O Centro Cultural do Mindelo recebe amanhã em estreia o espectáculo Ami.lCar, uma peça teatral da autoria do artista Djam Neguin que propõe uma viagem futurista inspirada no pensamento de Amílcar Cabral, com recurso às tecnologias digitais. Para evitar interpretações erradas, o autor faz questão de esclarecer que a obra não é propriamente uma biografia de Cabral.
“A partir deste personagem, tirei alguns apontamentos sobre a sua história e o seu pensamento para construir a peça. Optei pelo título Ami.lCar para mostrar que sou eu (a mi), a minha forma de falar sobre Cabral”, enfatiza o artista, em entrevista concedida ao Mindelinsite. Djam Neguim admite, entretanto, que a proposta da obra surge enquadrada na celebração do centenário deste heróico combatente da libertação da Guiné-Bissau e de Cabo Verde do jugo colonial português, mas sem enaltecer o culto à personalidade. “Na peça, brinco um pouco sobre quem pode ter sido Cabral num show muito videográfico, um trabalho que surge numa era em que a sociedade vive imersa em telas preenchidas por imagens”, reforça.

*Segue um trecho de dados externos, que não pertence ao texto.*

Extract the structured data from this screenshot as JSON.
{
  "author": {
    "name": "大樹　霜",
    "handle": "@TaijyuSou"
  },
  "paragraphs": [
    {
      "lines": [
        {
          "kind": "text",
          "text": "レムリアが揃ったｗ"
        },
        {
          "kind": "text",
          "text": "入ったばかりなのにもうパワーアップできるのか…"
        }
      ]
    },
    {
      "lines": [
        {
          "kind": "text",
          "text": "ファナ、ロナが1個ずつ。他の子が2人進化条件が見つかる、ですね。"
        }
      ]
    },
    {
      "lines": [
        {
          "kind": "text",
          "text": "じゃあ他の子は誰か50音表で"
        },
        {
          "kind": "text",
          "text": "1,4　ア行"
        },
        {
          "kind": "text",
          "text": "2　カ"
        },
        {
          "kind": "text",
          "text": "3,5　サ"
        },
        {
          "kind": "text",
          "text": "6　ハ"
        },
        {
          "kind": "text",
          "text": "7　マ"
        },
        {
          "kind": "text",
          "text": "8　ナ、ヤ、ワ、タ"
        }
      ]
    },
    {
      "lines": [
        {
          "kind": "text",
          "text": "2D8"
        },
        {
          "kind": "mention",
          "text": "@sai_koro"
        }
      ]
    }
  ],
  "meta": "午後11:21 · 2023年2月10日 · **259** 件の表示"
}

Segundo Neguin, as próprias imagens do espectáculo remetem a várias coisas, momentos e sensações, indo de uma cena cómica para outra dramática. Isto porque tende a mostrar a dicotomia entre o desenvolvimento tecnológico em contraste com um planeta à beira de um colapso ambiental. Neste contexto, recorre à formação profissional de Amílcar Cabral, que foi um agrónomo.
“Cabral é o ponto de inspiração, o motor para tudo. No fundo, a obra é para refletirmos sobre como podemos falar de Cabral a partir de outras narrativas enriquecidas com as novas tecnologias. Repare que não estamos ainda habituados em C. Verde com a magia da realidade virtual e o uso de hologramas”, diz Djam Neguin, que envolveu uma equipa técnica na produção do show. Apesar de aparecer a solo no palco, tem por trás especialistas que criaram uma imagem 3D de Cabral, clonaram a voz, fazem a sincronização de voz e imagem e produziram hologramas…
Para Neguin, os artistas devem saber aproveitar o poder da tecnologia de informação e comunicação. Acentua que, por enquanto, esse poder está concentrado nas mãos de grupos financeiramente fortes e com tendências hegemónicas, que podem tentar apagar a memória da história. “Se não nos apoderarmos também dessa tecnologia, que pode ser adaptada às artes, mas sem retirar o poder da arte, corremos o risco de uma nova dominação cultural, nomeadamente por grupos racistas”, considera.
Djam Neguin confessa estar ansioso por mostrar o seu trabalho ao público mindelense amanhã à noite no Centro Cultural do Mindelo, uma peça teatral que, alerta, exige muita atenção da plateia. O espectáculo será apresentado no dia 20 na Cidade da Praia.